Abstract:
How
can negotiations be conducted to promote the legitimacy of international
institutions such as the World Trade Organization (WTO)? Can negotiation
procedures be designed so as to strengthen the WTO as an institution
and the agreements it concludes? One reason for which the legitimacy
of the organization is being questioned is its decision-making-especially
negotiation- procedures. These have contributed significantly to
recent setbacks in WTO talks. Yet proposals for procedural reform
have not been subject to much discussion or review, in particular
with no regard to content which may boost legitimacy. Justice and
other values associated with legitimacy have generally not been addressed
by trade experts, and conceptual tools for identifying what practical
form their inclusion could take are lacking.

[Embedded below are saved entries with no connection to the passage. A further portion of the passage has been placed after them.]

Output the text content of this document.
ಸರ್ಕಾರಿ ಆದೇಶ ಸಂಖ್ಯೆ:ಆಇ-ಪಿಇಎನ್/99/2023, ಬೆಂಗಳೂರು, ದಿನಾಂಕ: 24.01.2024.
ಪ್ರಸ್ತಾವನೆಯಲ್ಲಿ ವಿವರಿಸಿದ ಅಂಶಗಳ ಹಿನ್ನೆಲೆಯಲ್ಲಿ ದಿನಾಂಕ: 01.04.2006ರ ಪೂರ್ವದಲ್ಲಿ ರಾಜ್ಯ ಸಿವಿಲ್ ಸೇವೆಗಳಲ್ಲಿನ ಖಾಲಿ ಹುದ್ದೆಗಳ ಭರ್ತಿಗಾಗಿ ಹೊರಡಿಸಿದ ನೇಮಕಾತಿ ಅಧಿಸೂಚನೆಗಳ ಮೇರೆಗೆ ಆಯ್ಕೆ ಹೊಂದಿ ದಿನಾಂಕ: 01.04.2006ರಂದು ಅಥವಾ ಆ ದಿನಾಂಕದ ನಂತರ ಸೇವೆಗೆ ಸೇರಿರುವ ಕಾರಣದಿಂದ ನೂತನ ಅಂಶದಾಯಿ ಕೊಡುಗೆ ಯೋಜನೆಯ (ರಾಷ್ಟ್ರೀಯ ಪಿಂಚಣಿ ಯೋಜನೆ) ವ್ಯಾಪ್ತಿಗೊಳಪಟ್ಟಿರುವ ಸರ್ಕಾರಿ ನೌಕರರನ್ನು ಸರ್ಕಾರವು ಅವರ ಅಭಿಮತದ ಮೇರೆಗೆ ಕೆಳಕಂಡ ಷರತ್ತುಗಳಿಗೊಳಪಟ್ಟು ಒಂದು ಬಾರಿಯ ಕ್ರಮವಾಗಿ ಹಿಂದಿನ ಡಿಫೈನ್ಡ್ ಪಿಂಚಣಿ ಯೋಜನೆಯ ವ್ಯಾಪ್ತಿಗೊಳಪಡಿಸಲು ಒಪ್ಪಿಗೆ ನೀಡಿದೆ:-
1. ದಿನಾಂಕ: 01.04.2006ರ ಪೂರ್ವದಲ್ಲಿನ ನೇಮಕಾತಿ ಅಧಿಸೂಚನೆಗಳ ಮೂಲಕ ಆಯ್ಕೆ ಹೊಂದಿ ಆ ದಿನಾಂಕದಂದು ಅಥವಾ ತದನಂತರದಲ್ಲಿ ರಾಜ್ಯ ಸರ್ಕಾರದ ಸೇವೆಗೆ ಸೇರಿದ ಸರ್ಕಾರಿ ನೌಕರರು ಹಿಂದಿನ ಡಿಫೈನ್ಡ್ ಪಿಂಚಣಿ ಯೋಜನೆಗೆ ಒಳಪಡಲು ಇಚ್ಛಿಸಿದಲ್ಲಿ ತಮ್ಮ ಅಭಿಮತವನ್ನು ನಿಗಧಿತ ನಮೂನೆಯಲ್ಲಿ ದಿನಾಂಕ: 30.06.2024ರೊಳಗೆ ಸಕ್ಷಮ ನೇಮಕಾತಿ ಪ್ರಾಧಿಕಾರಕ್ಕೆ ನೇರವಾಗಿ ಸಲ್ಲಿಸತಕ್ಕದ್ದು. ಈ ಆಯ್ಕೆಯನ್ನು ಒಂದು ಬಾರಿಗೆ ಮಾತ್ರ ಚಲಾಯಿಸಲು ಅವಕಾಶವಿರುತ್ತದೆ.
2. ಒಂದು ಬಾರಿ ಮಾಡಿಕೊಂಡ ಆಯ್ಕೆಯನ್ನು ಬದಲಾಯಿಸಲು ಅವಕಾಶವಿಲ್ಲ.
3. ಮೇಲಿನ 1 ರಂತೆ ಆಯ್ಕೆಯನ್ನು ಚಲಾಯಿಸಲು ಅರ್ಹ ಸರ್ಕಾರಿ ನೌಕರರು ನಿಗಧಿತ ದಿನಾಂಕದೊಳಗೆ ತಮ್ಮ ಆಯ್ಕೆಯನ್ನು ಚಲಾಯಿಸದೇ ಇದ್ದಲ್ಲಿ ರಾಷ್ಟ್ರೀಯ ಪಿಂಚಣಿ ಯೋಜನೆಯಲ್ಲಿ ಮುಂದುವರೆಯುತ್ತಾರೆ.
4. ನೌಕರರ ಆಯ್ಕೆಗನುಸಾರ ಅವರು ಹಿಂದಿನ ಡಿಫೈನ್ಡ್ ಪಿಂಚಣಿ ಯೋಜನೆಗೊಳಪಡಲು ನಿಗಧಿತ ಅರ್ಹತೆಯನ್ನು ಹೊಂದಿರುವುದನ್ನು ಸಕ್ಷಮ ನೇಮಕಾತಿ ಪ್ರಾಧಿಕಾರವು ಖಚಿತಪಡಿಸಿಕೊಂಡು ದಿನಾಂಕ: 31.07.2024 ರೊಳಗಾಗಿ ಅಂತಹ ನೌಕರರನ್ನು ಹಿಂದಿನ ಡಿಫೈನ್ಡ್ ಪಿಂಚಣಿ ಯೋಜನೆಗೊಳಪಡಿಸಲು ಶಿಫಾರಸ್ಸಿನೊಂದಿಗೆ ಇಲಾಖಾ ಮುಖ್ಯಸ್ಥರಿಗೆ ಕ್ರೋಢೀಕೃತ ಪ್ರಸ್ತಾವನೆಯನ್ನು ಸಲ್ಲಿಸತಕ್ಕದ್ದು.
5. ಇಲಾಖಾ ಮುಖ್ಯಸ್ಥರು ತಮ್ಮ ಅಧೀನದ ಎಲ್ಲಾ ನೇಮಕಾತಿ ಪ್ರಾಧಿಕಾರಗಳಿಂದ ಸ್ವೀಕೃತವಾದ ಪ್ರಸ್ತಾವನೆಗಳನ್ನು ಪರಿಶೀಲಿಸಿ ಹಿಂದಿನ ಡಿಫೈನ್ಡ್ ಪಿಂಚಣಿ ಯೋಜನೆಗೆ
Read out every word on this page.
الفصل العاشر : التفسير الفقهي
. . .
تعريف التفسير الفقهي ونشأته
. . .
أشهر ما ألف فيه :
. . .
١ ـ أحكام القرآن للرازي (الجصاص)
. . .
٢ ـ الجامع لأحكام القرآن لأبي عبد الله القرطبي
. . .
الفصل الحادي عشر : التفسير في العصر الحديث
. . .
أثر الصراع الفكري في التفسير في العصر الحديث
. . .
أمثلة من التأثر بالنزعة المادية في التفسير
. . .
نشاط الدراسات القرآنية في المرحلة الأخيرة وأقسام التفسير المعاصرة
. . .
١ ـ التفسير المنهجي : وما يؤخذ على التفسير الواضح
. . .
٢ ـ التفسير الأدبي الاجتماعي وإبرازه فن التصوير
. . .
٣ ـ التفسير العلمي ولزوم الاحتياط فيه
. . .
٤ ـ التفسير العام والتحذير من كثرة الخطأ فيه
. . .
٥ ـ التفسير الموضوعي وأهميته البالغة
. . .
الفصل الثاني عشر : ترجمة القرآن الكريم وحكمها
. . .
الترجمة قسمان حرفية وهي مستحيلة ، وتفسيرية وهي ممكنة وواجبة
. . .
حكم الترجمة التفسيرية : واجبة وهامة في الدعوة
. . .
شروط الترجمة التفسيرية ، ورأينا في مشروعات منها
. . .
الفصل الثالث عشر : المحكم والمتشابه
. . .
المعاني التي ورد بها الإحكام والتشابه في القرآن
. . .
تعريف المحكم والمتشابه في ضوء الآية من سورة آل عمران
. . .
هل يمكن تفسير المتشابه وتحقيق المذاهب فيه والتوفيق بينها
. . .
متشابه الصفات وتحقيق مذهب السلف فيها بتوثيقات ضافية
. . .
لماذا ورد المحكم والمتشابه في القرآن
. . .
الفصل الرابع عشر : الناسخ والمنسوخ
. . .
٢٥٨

This article reviews a variety of proposals, formal and informal,
for reforming the WTO's negotiation procedures. It develops an
approach to procedural justice which is used to identify the justice
content in these proposals, based on four main principles. Drawing
on this analysis, the article concludes by highlighting promising
elements of reform. In so doing, it brings research literature
on justice and negotiation to bear on current debates over the
legitimacy deficit in international institutions, using the WTO
as a significant case. More practically, the article helps to identify
what more legitimate negotiation procedures may mean and require,
and how their justice content may be assessed and increased.